Targeted lymph-node immunization with whole inactivated simian immunodeficiency virus (SIV) or envelope and core subunit antigen vaccines does not reliably protect rhesus macaques from vaginal challenge with SIVmac251.

Abstract

Sexual transmission of HIV is the most common route of HIV transmission throughout the world. To prevent sexually transmitted HIV infection, a vaccine is urgently needed. A previous report demonstrated the targeted immunization of the iliac lymph nodes with simian immunodeficiency virus (SIV) subunits protects rhesus macaques from rectal challenge with SIV. We sought to determine whether this immunization strategy could protect rhesus macaques from vaginal challenge with SIV. Macaques were immunized with either whole-killed SIV or envelope and core subunit antigen vaccines. Using three independent groups, with three macaques in each group, macaques were immunized by the targeted iliac lymph-node (TILN) route, injecting the vaccine close to the iliac lymph nodes that drain the genital tract.
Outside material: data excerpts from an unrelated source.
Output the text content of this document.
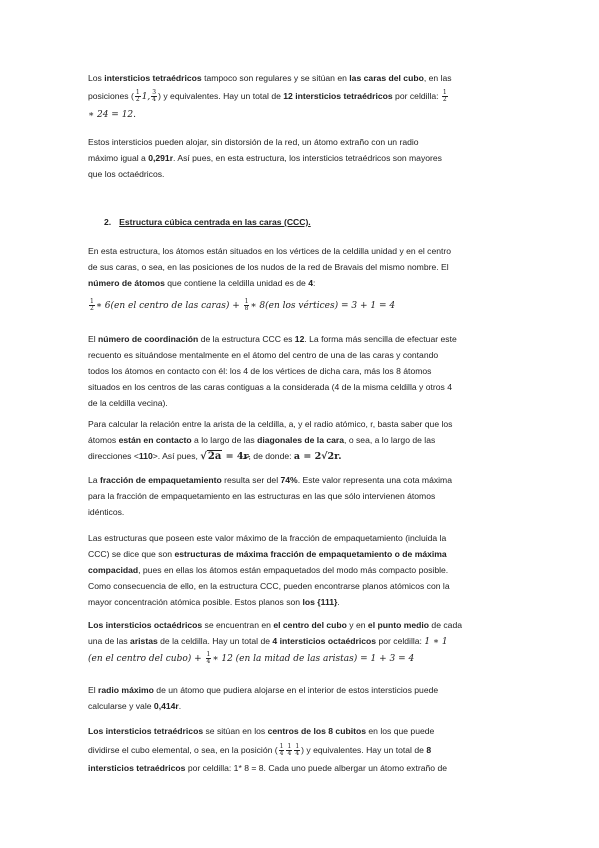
Los intersticios tetraédricos tampoco son regulares y se sitúan en las caras del cubo, en las

posiciones ( $\frac{1}{2} 1$, $\frac{3}{4}$ ) y equivalentes. Hay un total de 12 intersticios tetraédricos por celdilla: $\frac{1}{2}$

∗ 24 = 12.

Estos intersticios pueden alojar, sin distorsión de la red, un átomo extraño con un radio

máximo igual a 0,291r. Así pues, en esta estructura, los intersticios tetraédricos son mayores

que los octaédricos.

2. Estructura cúbica centrada en las caras (CCC).

En esta estructura, los átomos están situados en los vértices de la celdilla unidad y en el centro

de sus caras, o sea, en las posiciones de los nudos de la red de Bravais del mismo nombre. El

número de átomos que contiene la celdilla unidad es de 4:

$\frac{1}{2}$ ∗ 6(en el centro de las caras) + $\frac{1}{8}$ ∗ 8(en los vértices) = 3 + 1 = 4

El número de coordinación de la estructura CCC es 12. La forma más sencilla de efectuar este

recuento es situándose mentalmente en el átomo del centro de una de las caras y contando

todos los átomos en contacto con él: los 4 de los vértices de dicha cara, más los 8 átomos

situados en los centros de las caras contiguas a la considerada (4 de la misma celdilla y otros 4

de la celdilla vecina).

Para calcular la relación entre la arista de la celdilla, a, y el radio atómico, r, basta saber que los

átomos están en contacto a lo largo de las diagonales de la cara, o sea, a lo largo de las

direcciones <110>. Así pues, √2a = 4r, de donde: a = 2√2r.

La fracción de empaquetamiento resulta ser del 74%. Este valor representa una cota máxima

para la fracción de empaquetamiento en las estructuras en las que sólo intervienen átomos

idénticos.

Las estructuras que poseen este valor máximo de la fracción de empaquetamiento (incluida la

CCC) se dice que son estructuras de máxima fracción de empaquetamiento o de máxima

compacidad, pues en ellas los átomos están empaquetados del modo más compacto posible.

Como consecuencia de ello, en la estructura CCC, pueden encontrarse planos atómicos con la

mayor concentración atómica posible. Estos planos son los {111}.

Los intersticios octaédricos se encuentran en el centro del cubo y en el punto medio de cada

una de las aristas de la celdilla. Hay un total de 4 intersticios octaédricos por celdilla: 1 ∗ 1

(en el centro del cubo) + $\frac{1}{4}$ ∗ 12 (en la mitad de las aristas) = 1 + 3 = 4

El radio máximo de un átomo que pudiera alojarse en el interior de estos intersticios puede

calcularse y vale 0,414r.

Los intersticios tetraédricos se sitúan en los centros de los 8 cubitos en los que puede

dividirse el cubo elemental, o sea, en la posición ( $\frac{1}{4} \frac{1}{4} \frac{1}{4}$ ) y equivalentes. Hay un total de 8

intersticios tetraédricos por celdilla: 1* 8 = 8. Cada uno puede albergar un átomo extraño de
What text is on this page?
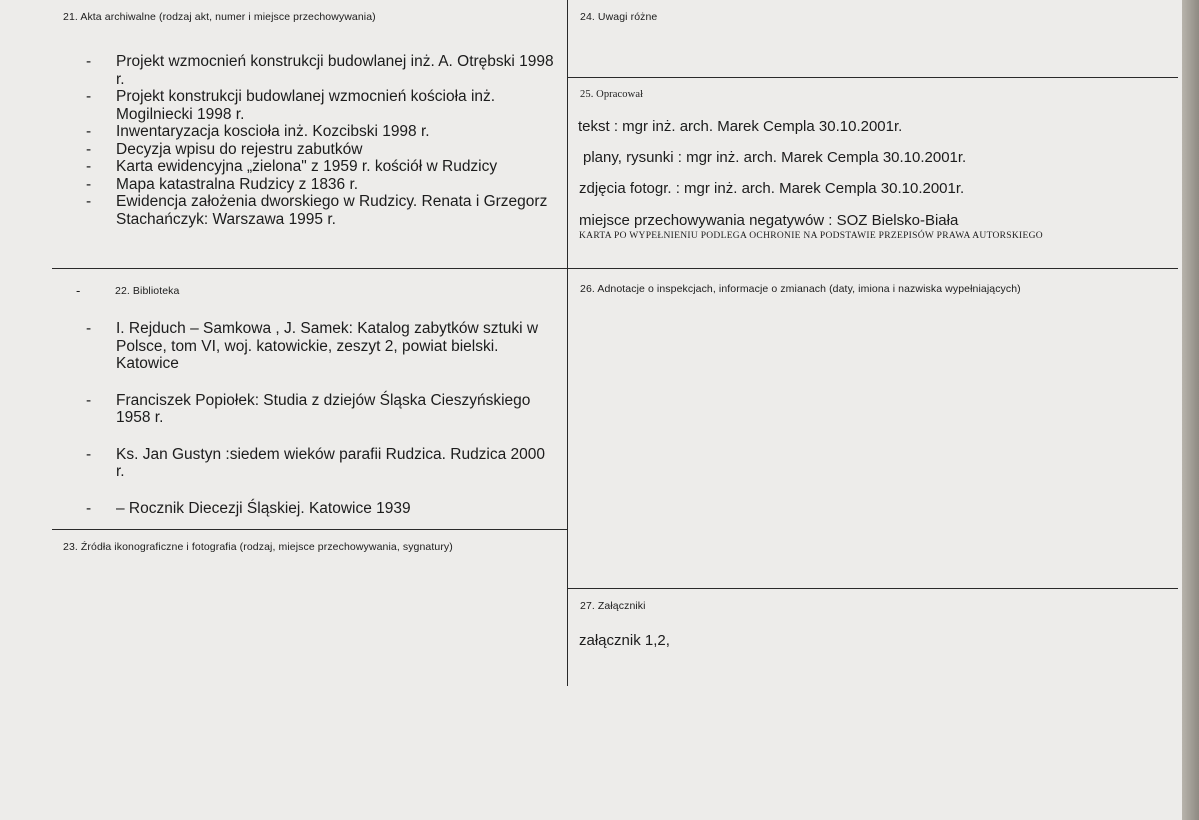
21. Akta archiwalne (rodzaj akt, numer i miejsce przechowywania)
- Projekt wzmocnień konstrukcji budowlanej inż. A. Otrębski 1998 r.
- Projekt konstrukcji budowlanej wzmocnień kościoła inż. Mogilniecki 1998 r.
- Inwentaryzacja koscioła inż. Kozcibski 1998 r.
- Decyzja wpisu do rejestru zabutków
- Karta ewidencyjna „zielona" z 1959 r. kościół w Rudzicy
- Mapa katastralna Rudzicy z 1836 r.
- Ewidencja założenia dworskiego w Rudzicy. Renata i Grzegorz Stachańczyk: Warszawa 1995 r.
-	22. Biblioteka
- I. Rejduch – Samkowa , J. Samek: Katalog zabytków sztuki w Polsce, tom VI, woj. katowickie, zeszyt 2, powiat bielski. Katowice
- Franciszek Popiołek: Studia z dziejów Śląska Cieszyńskiego 1958 r.
- Ks. Jan Gustyn :siedem wieków parafii Rudzica. Rudzica 2000 r.
- – Rocznik Diecezji Śląskiej. Katowice 1939
23. Źródła ikonograficzne i fotografia (rodzaj, miejsce przechowywania, sygnatury)
24. Uwagi różne
25. Opracował
tekst : mgr inż. arch. Marek Cempla 30.10.2001r.
plany, rysunki : mgr inż. arch. Marek Cempla 30.10.2001r.
zdjęcia fotogr. : mgr inż. arch. Marek Cempla 30.10.2001r.
miejsce przechowywania negatywów : SOZ Bielsko-Biała
KARTA PO WYPEŁNIENIU PODLEGA OCHRONIE NA PODSTAWIE PRZEPISÓW PRAWA AUTORSKIEGO
26. Adnotacje o inspekcjach, informacje o zmianach (daty, imiona i nazwiska wypełniających)
27. Załączniki
załącznik 1,2,
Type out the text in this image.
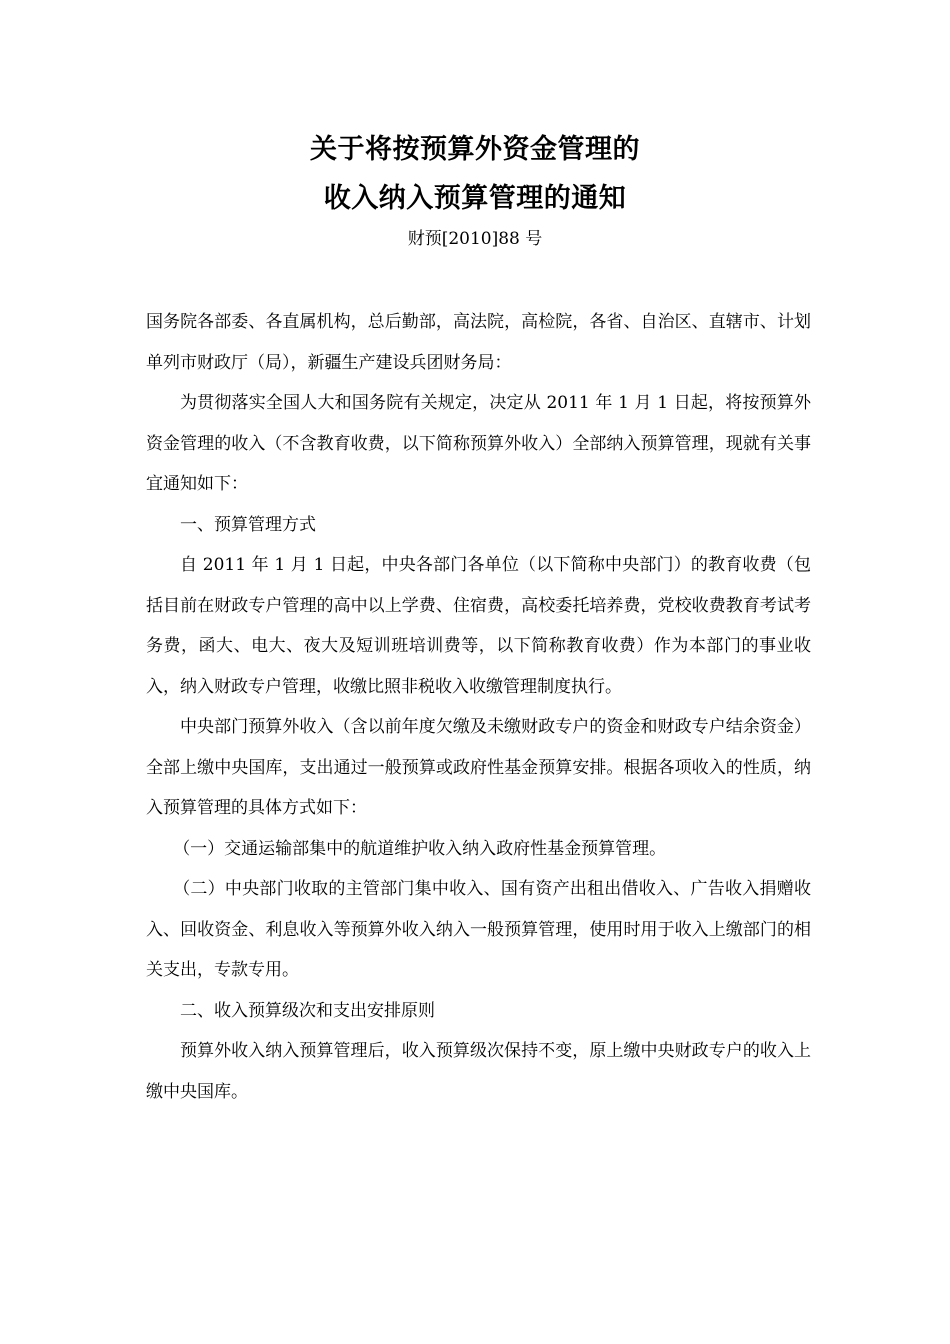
关于将按预算外资金管理的
收入纳入预算管理的通知
财预[2010]88 号

国务院各部委、各直属机构，总后勤部，高法院，高检院，各省、自治区、直辖市、计划单列市财政厅（局），新疆生产建设兵团财务局：

为贯彻落实全国人大和国务院有关规定，决定从 2011 年 1 月 1 日起，将按预算外资金管理的收入（不含教育收费，以下简称预算外收入）全部纳入预算管理，现就有关事宜通知如下：

一、预算管理方式

自 2011 年 1 月 1 日起，中央各部门各单位（以下简称中央部门）的教育收费（包括目前在财政专户管理的高中以上学费、住宿费，高校委托培养费，党校收费教育考试考务费，函大、电大、夜大及短训班培训费等，以下简称教育收费）作为本部门的事业收入，纳入财政专户管理，收缴比照非税收入收缴管理制度执行。

中央部门预算外收入（含以前年度欠缴及未缴财政专户的资金和财政专户结余资金）全部上缴中央国库，支出通过一般预算或政府性基金预算安排。根据各项收入的性质，纳入预算管理的具体方式如下：

（一）交通运输部集中的航道维护收入纳入政府性基金预算管理。

（二）中央部门收取的主管部门集中收入、国有资产出租出借收入、广告收入捐赠收入、回收资金、利息收入等预算外收入纳入一般预算管理，使用时用于收入上缴部门的相关支出，专款专用。

二、收入预算级次和支出安排原则

预算外收入纳入预算管理后，收入预算级次保持不变，原上缴中央财政专户的收入上缴中央国库。
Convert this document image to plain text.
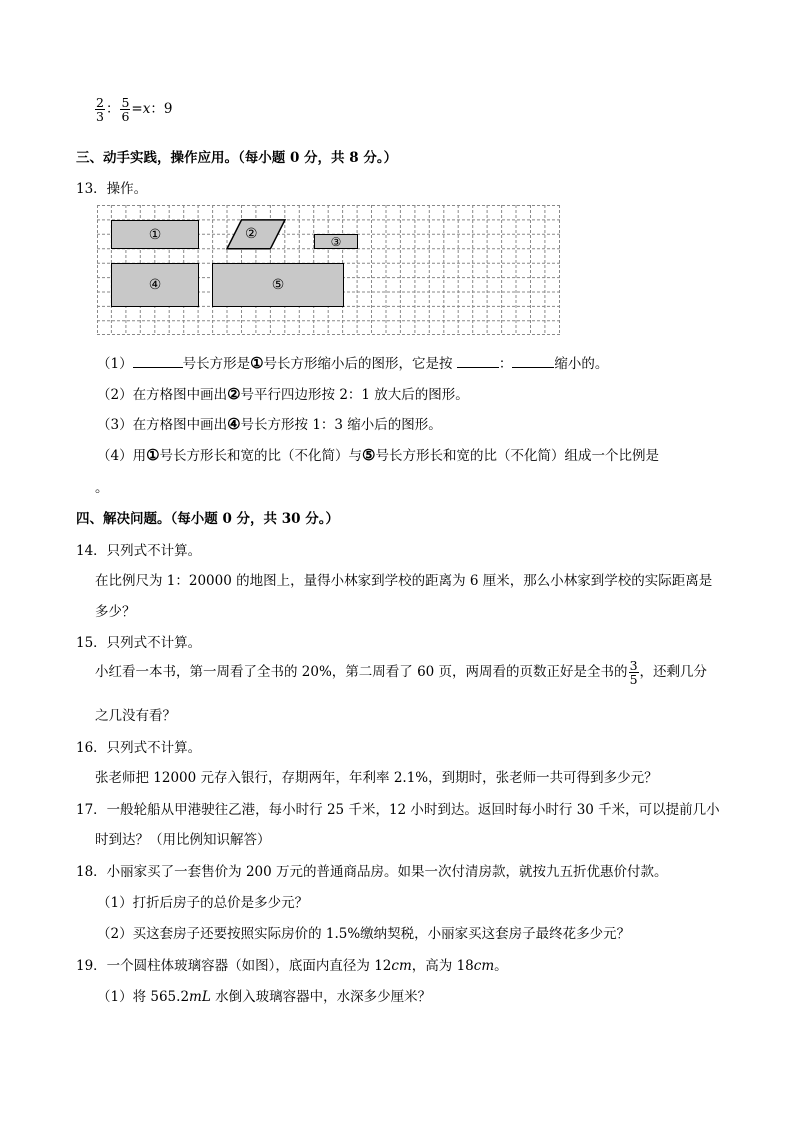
$\frac{2}{3}$ ： $\frac{5}{6} =x$：9
三、动手实践，操作应用。（每小题 0 分，共 8 分。）
13．操作。
①	②	③
④	⑤
（1）	号长方形是①号长方形缩小后的图形，它是按	：	缩小的。
（2）在方格图中画出②号平行四边形按 2：1 放大后的图形。
（3）在方格图中画出④号长方形按 1：3 缩小后的图形。
（4）用①号长方形长和宽的比（不化简）与⑤号长方形长和宽的比（不化简）组成一个比例是
。
四、解决问题。（每小题 0 分，共 30 分。）
14．只列式不计算。
在比例尺为 1：20000 的地图上，量得小林家到学校的距离为 6 厘米，那么小林家到学校的实际距离是
多少？
15．只列式不计算。
小红看一本书，第一周看了全书的 20%，第二周看了 60 页，两周看的页数正好是全书的 $\frac{3}{5}$ ，还剩几分
之几没有看？
16．只列式不计算。
张老师把 12000 元存入银行，存期两年，年利率 2.1%，到期时，张老师一共可得到多少元？
17．一般轮船从甲港驶往乙港，每小时行 25 千米，12 小时到达。返回时每小时行 30 千米，可以提前几小
时到达？（用比例知识解答）
18．小丽家买了一套售价为 200 万元的普通商品房。如果一次付清房款，就按九五折优惠价付款。
（1）打折后房子的总价是多少元？
（2）买这套房子还要按照实际房价的 1.5%缴纳契税，小丽家买这套房子最终花多少元？
19．一个圆柱体玻璃容器（如图），底面内直径为 12cm，高为 18cm。
（1）将 565.2mL 水倒入玻璃容器中，水深多少厘米？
The TILN immunization procedure induced high-titer SIV-specific immunoglobulin (Ig) G antibodies in serum in all animals and anti-SIV IgG and IgA antibodies in the cervicovaginal secretions of most animals. After a series of three or four TILN immunizations, the animals were intravaginally challenged with SIVmac251. All animals became virus isolation-positive, except one animal immunized with SIV p27 and gp120. This animal was virus isolation-negative but SIV DNA proviral sequences were detected in peripheral blood mononuclear cells. In this series of studies, reliable protection from vaginal transmission of SIV was not achieved by the TILN immunization procedure.